Мишка сдуру батяньке своему нажаловался, но тот ему со своей стороны нещадно добавил.
Тут уж мушкетеры ощетинились, злую шкоду задумали. Сперли с фермы здоровенный брикет кормовых дрожжей да и плюхнули его в сортир служителя культа. Дело было в самую жару и, кто понимает, привело к натуральной экологической катастрофе. Чтобы ликвидировать ее последствия, пришлось вызывать пожарную команду. Пожарные посмеялись, постояли с наветренной стороны, брезгливо поморщились и уехали.
Отец Леонид тоже посмеялся. Потому что Куманьковы были по селу его «нижними» соседями, и все забродившее содержимое выгребной ямы неудержимым зловонным половодьем затопило их усадьбу. Просчитались мстители. И пришлось Мишке снова скрываться в лесах. И батянька его, опять намотав ремень на руку, безуспешно рысил по окрестностям в поисках сына.
Вот с той поры вспыхнула и по сей день не гаснет вражда между православной церковью и Мишкой Куманьковым, который отца Леонида иначе как мракобесом не называет. В последнее время вражда притихла, в подполье ушла, но не растворилась в деревенских буднях. Ждала своего часа…
Проходя вдоль церковной ограды, Андрей помахал отцу Леониду. Священник, высоко задрав подол рясы, складывал в карман звенящую связку ключей и сделал участковому знак: подожди, мол, разговор есть. Подошел, улыбаясь, охотно показывая ровные чистые зубы. Они с Андреем были одного возраста, относились друг к другу с симпатией.
– Я в недоумении, Андрей Сергеевич, – сердито, сбросив улыбку, начал батюшка.
– Я тоже, – искренне удивился в ответ Андрей.
– Вы прискорбно невнимательны к церкви!
– Как это? – опешил участковый. – Посты, что ли, не соблюдаю?

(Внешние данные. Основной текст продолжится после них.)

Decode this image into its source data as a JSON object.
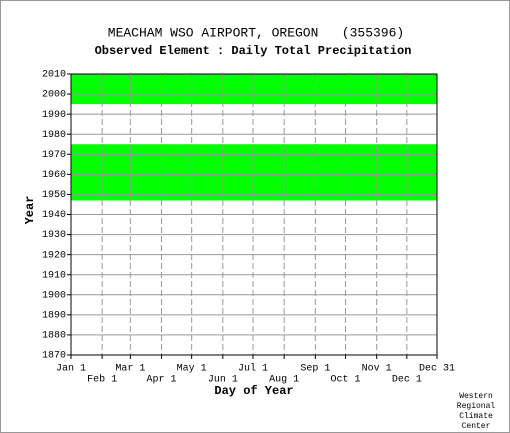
{
  "chart_data": {
    "type": "range",
    "title": "MEACHAM WSO AIRPORT, OREGON   (355396)",
    "subtitle": "Observed Element : Daily Total Precipitation",
    "ylabel": "Year",
    "xlabel": "Day of Year",
    "credit": [
      "Western",
      "Regional",
      "Climate",
      "Center"
    ],
    "ranges": [
      [
        1947,
        1975
      ],
      [
        1995,
        2010
      ]
    ],
    "color": "#00ff00",
    "xlim": [
      1,
      365
    ],
    "xticks": [
      {
        "value": 1,
        "label": "Jan 1"
      },
      {
        "value": 32,
        "label": "Feb 1"
      },
      {
        "value": 60,
        "label": "Mar 1"
      },
      {
        "value": 91,
        "label": "Apr 1"
      },
      {
        "value": 121,
        "label": "May 1"
      },
      {
        "value": 152,
        "label": "Jun 1"
      },
      {
        "value": 182,
        "label": "Jul 1"
      },
      {
        "value": 213,
        "label": "Aug 1"
      },
      {
        "value": 244,
        "label": "Sep 1"
      },
      {
        "value": 274,
        "label": "Oct 1"
      },
      {
        "value": 305,
        "label": "Nov 1"
      },
      {
        "value": 335,
        "label": "Dec 1"
      },
      {
        "value": 365,
        "label": "Dec 31"
      }
    ],
    "ylim": [
      1870,
      2010
    ],
    "yticks": [
      1870,
      1880,
      1890,
      1900,
      1910,
      1920,
      1930,
      1940,
      1950,
      1960,
      1970,
      1980,
      1990,
      2000,
      2010
    ],
    "grid": true
  }
}
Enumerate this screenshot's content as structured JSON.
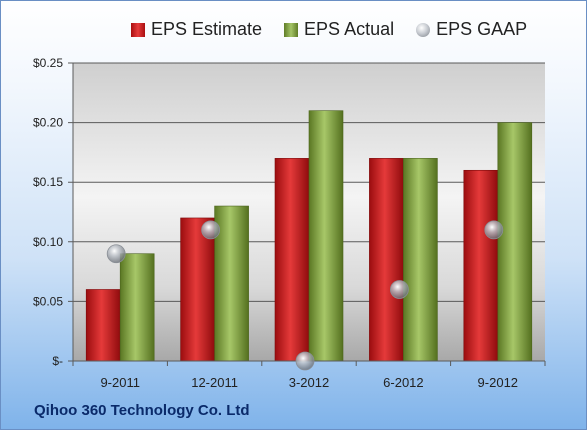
{
  "footer": {
    "company": "Qihoo 360 Technology Co. Ltd"
  },
  "colors": {
    "estimate": "#c0181a",
    "actual": "#8aab4b",
    "gaap": "#a9adb3"
  },
  "chart_data": {
    "type": "bar",
    "categories": [
      "9-2011",
      "12-2011",
      "3-2012",
      "6-2012",
      "9-2012"
    ],
    "series": [
      {
        "name": "EPS Estimate",
        "type": "bar",
        "values": [
          0.06,
          0.12,
          0.17,
          0.17,
          0.16
        ]
      },
      {
        "name": "EPS Actual",
        "type": "bar",
        "values": [
          0.09,
          0.13,
          0.21,
          0.17,
          0.2
        ]
      },
      {
        "name": "EPS GAAP",
        "type": "scatter",
        "values": [
          0.09,
          0.11,
          0.0,
          0.06,
          0.11
        ]
      }
    ],
    "yticks": [
      0,
      0.05,
      0.1,
      0.15,
      0.2,
      0.25
    ],
    "ytick_labels": [
      "$-",
      "$0.05",
      "$0.10",
      "$0.15",
      "$0.20",
      "$0.25"
    ],
    "ylim": [
      0,
      0.25
    ],
    "grid": true,
    "legend_position": "top"
  }
}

– Я имею в виду ваше профессиональное внимание, – не принял шутки отец Леонид. – Да, да. Вы обязаны добиться организации у церкви постоянного милицейского поста. Или какого-то другого вида охраны. Для верующих это храм, а для всех остальных – музей. Музей с бесценными, невосполнимыми при утрате произведениями искусства. Ведь у нас почти все иконы старинного письма, есть Дионисий, есть школы Феофана Грека. А книги? Евангелие в чеканном по меди футляре – ему поистине нет цены, нет равного. Впрочем, в Дубровническом музее имеется подробная опись – вы бы ознакомились с ней при случае, если моя тревога вас не убеждает…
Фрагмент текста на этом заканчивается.